General Motors on Thursday made major announcements concerning its operations in India and South Africa.
The automaker confirmed that it will cease sales in India by the end of 2017, though it will still continue to manufacture cars there for export.
Stefan Jacoby, who heads GM’s unit for emerging markets, said the increased investment required for a full product portfolio in India would not deliver sufficient market share and profitability in the long run.
As for South Africa, GM will sell its share in a commercial vehicle plant to Isuzu. It will also cease sales of its Chevrolet brand in South Africa by the end of 2017.
Jacoby said the required investment to maintain manufacturing in South Africa could deliver better returns if invested elsewhere.
As a result of these actions, GM expects to realize annual savings of approximately $100 million and plans to take a charge of approximately $500 million in the second quarter of 2017.
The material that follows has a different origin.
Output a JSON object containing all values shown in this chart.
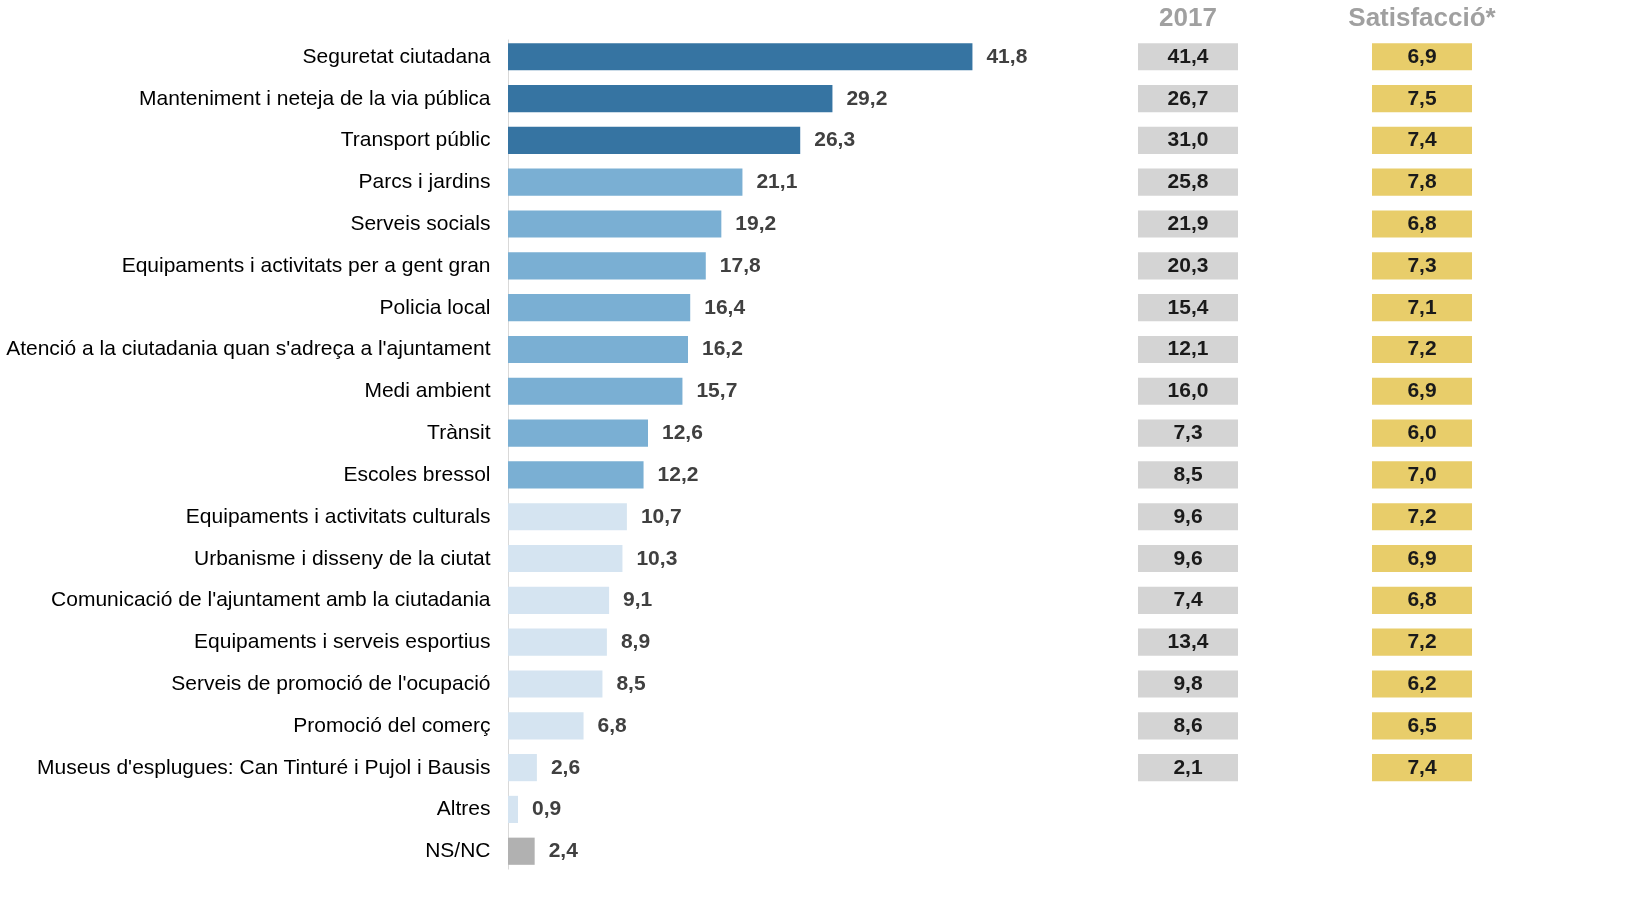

Since about 2013, GM has been reviewing its global operations in an effort to focus cash and engineering effort on fewer, more profitable markets. Since then, we’ve seen GM pull Chevrolet out of Europe, sell Opel to France’s PSA Group, and announce the end of manufacturing in Australia.
The news comes a day after Ford announced plans to cut 10 percent of its salaried workforce in North America and Asia in an effort to reduce costs amid a slumping share price.